The announcement comes after a petition was filed in India’s supreme court this week questioning the links between the recent Abu Dhabi-India air service bilateral agreement, which allows increased capacity between the destinations, and Etihad’s plan to buy a stake in Jet Airways as part of a US$600 million deal.
Its planned increase in seats and flights would be subject to regulatory approval, Etihad said.
The additional capacity would benefit both Abu Dhabi’s and India’s economies, it said.
“Following the recent signing of a new air services agreement between India and the UAE, we now have the opportunity to add significant capacity between the two countries, not only meeting existing demand for trade and tourist travel but also ensuring that we can meet the continued strong growth which is expected between our two countries,” said James Hogan, the president and chief executive of Etihad. “The big winners will be our passengers and freight customers and the economies of India and Abu Dhabi.”
By the end of this year, Etihad wants to increase its flights between Abu Dhabi and Mumbai and Abu Dhabi and New Delhi from daily to double-daily.
It also wants to use wide-bodied Airbus aircraft for some of the flights. Etihad also intends to start using new Airbus A321s, which seat 174 passengers, for its Chennai flights to replace its 136-seat Airbus A320 flights.
“Subject to regulatory approval, Etihad also intends to codeshare on a wide range of flights operated within India by Jet Airways,” Etihad added.
Etihad at the beginning of this month extended the deadline for regulatory approvals on the Jet Airways deal to the end of the month. The agreement was first announced in April and it was cleared by India’s foreign investment promotion board in July, but the stake purchase still has to be approved by the cabinet committee on economic affairs.
Mr Hogan added that India was “one of the world’s fastest-growing destinations, and a key market in the growth strategy of Etihad Airways”.
In another development, Tata Sons and Singapore Airlines said yesterday that they have signed an initial agreement to establish a full-service airline in India and are jointly seeking approval from the Indian government for it.

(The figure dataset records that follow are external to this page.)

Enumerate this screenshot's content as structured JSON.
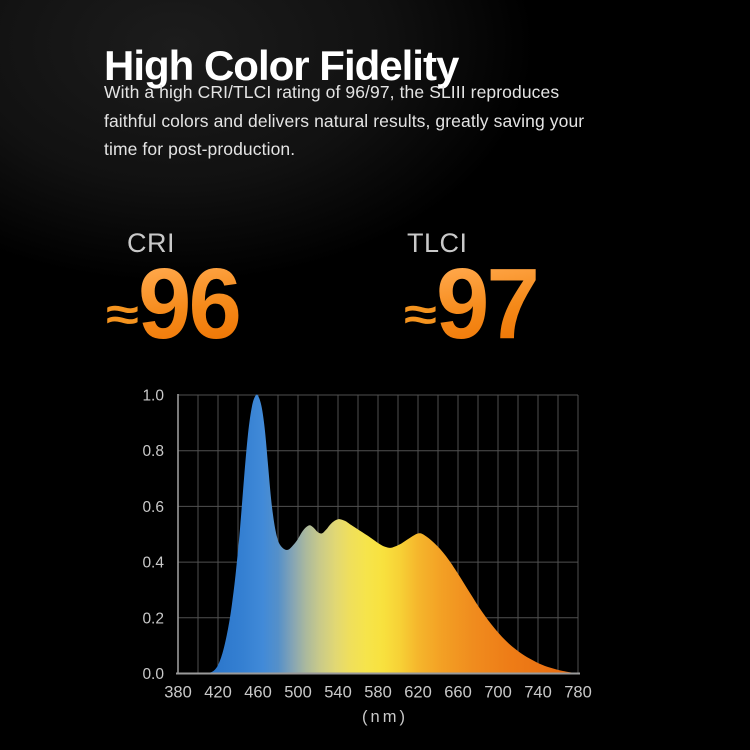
{
  "header": {
    "title": "High Color Fidelity",
    "description_lines": [
      "With a high CRI/TLCI rating of 96/97, the SLIII reproduces",
      "faithful colors and delivers natural results, greatly saving your",
      "time for post-production."
    ]
  },
  "metrics": [
    {
      "label": "CRI",
      "approx_symbol": "≈",
      "value": "96"
    },
    {
      "label": "TLCI",
      "approx_symbol": "≈",
      "value": "97"
    }
  ],
  "colors": {
    "accent_orange": "#F5941F",
    "number_gradient_top": "#FFA648",
    "number_gradient_bottom": "#EF7503",
    "title_white": "#ffffff",
    "body_gray": "#e4e4e4",
    "label_gray": "#c9c9c9",
    "tick_gray": "#c9c9c9",
    "grid_gray": "#515151",
    "axis_gray": "#9a9a9a"
  },
  "chart_data": {
    "type": "area",
    "xlabel": "(nm)",
    "xlim": [
      380,
      780
    ],
    "ylim": [
      0,
      1
    ],
    "x_tick_values": [
      380,
      420,
      460,
      500,
      540,
      580,
      620,
      660,
      700,
      740,
      780
    ],
    "y_tick_labels": [
      "1.0",
      "0.8",
      "0.6",
      "0.4",
      "0.2",
      "0.0"
    ],
    "y_tick_values": [
      1.0,
      0.8,
      0.6,
      0.4,
      0.2,
      0.0
    ],
    "grid_step_nm": 20,
    "grid_step_y": 0.2,
    "legend": false,
    "series": [
      {
        "name": "spectrum",
        "points": [
          [
            380,
            0
          ],
          [
            404,
            0
          ],
          [
            410,
            0.002
          ],
          [
            415,
            0.008
          ],
          [
            420,
            0.03
          ],
          [
            425,
            0.08
          ],
          [
            430,
            0.16
          ],
          [
            434,
            0.25
          ],
          [
            438,
            0.37
          ],
          [
            442,
            0.52
          ],
          [
            446,
            0.7
          ],
          [
            450,
            0.86
          ],
          [
            454,
            0.96
          ],
          [
            458,
            1.0
          ],
          [
            461,
            0.99
          ],
          [
            464,
            0.95
          ],
          [
            467,
            0.87
          ],
          [
            470,
            0.75
          ],
          [
            473,
            0.63
          ],
          [
            476,
            0.545
          ],
          [
            479,
            0.49
          ],
          [
            482,
            0.462
          ],
          [
            486,
            0.447
          ],
          [
            490,
            0.444
          ],
          [
            494,
            0.456
          ],
          [
            499,
            0.478
          ],
          [
            504,
            0.508
          ],
          [
            508,
            0.525
          ],
          [
            512,
            0.532
          ],
          [
            516,
            0.522
          ],
          [
            520,
            0.507
          ],
          [
            524,
            0.503
          ],
          [
            528,
            0.516
          ],
          [
            533,
            0.538
          ],
          [
            538,
            0.551
          ],
          [
            542,
            0.554
          ],
          [
            547,
            0.548
          ],
          [
            552,
            0.536
          ],
          [
            558,
            0.522
          ],
          [
            564,
            0.508
          ],
          [
            570,
            0.494
          ],
          [
            576,
            0.479
          ],
          [
            582,
            0.464
          ],
          [
            587,
            0.455
          ],
          [
            592,
            0.451
          ],
          [
            597,
            0.456
          ],
          [
            603,
            0.466
          ],
          [
            609,
            0.48
          ],
          [
            615,
            0.494
          ],
          [
            619,
            0.502
          ],
          [
            623,
            0.503
          ],
          [
            628,
            0.493
          ],
          [
            633,
            0.479
          ],
          [
            639,
            0.459
          ],
          [
            645,
            0.435
          ],
          [
            651,
            0.407
          ],
          [
            657,
            0.375
          ],
          [
            663,
            0.341
          ],
          [
            669,
            0.306
          ],
          [
            675,
            0.272
          ],
          [
            681,
            0.238
          ],
          [
            687,
            0.207
          ],
          [
            693,
            0.178
          ],
          [
            699,
            0.152
          ],
          [
            705,
            0.128
          ],
          [
            711,
            0.107
          ],
          [
            717,
            0.089
          ],
          [
            723,
            0.073
          ],
          [
            729,
            0.059
          ],
          [
            735,
            0.047
          ],
          [
            741,
            0.036
          ],
          [
            747,
            0.027
          ],
          [
            753,
            0.02
          ],
          [
            759,
            0.014
          ],
          [
            765,
            0.009
          ],
          [
            771,
            0.005
          ],
          [
            776,
            0.002
          ],
          [
            780,
            0
          ]
        ]
      }
    ],
    "gradient_stops": [
      {
        "nm": 415,
        "color": "#2B76CB"
      },
      {
        "nm": 445,
        "color": "#3580D2"
      },
      {
        "nm": 465,
        "color": "#418AD8"
      },
      {
        "nm": 480,
        "color": "#5590C9"
      },
      {
        "nm": 495,
        "color": "#86A5B4"
      },
      {
        "nm": 508,
        "color": "#ABB99D"
      },
      {
        "nm": 522,
        "color": "#C9CA89"
      },
      {
        "nm": 538,
        "color": "#E2D873"
      },
      {
        "nm": 552,
        "color": "#EFDF5C"
      },
      {
        "nm": 568,
        "color": "#F6E44B"
      },
      {
        "nm": 585,
        "color": "#F8E13E"
      },
      {
        "nm": 602,
        "color": "#F7D136"
      },
      {
        "nm": 620,
        "color": "#F5B62C"
      },
      {
        "nm": 645,
        "color": "#F39F24"
      },
      {
        "nm": 675,
        "color": "#F08C1E"
      },
      {
        "nm": 710,
        "color": "#EE7D17"
      },
      {
        "nm": 780,
        "color": "#E86A10"
      }
    ]
  }
}
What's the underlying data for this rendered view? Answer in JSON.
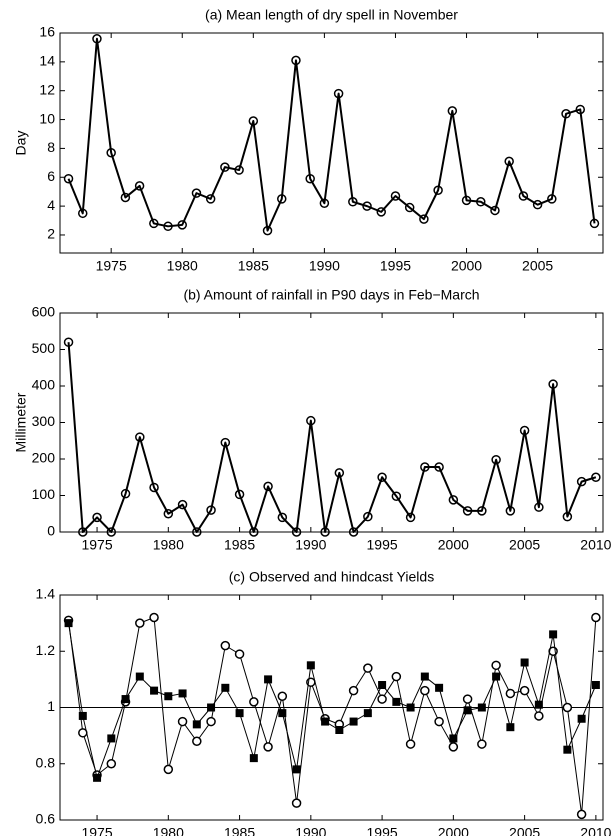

Tata Sons, which controls India’s diversified Tata Group, will own a 51 per cent stake in the new venture, while Singapore Airlines will have the rest, according to a joint news release.
“The Indian aviation industry is projected to experience future high growth rates,” Singapore Airlines said in a statement. “The recent Indian government decision to allow foreign airlines to invest up to 49 per cent in Indian carriers provides an opportunity for SIA to participate directly in one of the fastest-growing and largest aviation markets globally.”
Tata Sons had earlier signed a separate agreement with AirAsia to set up a low-cost airline in India.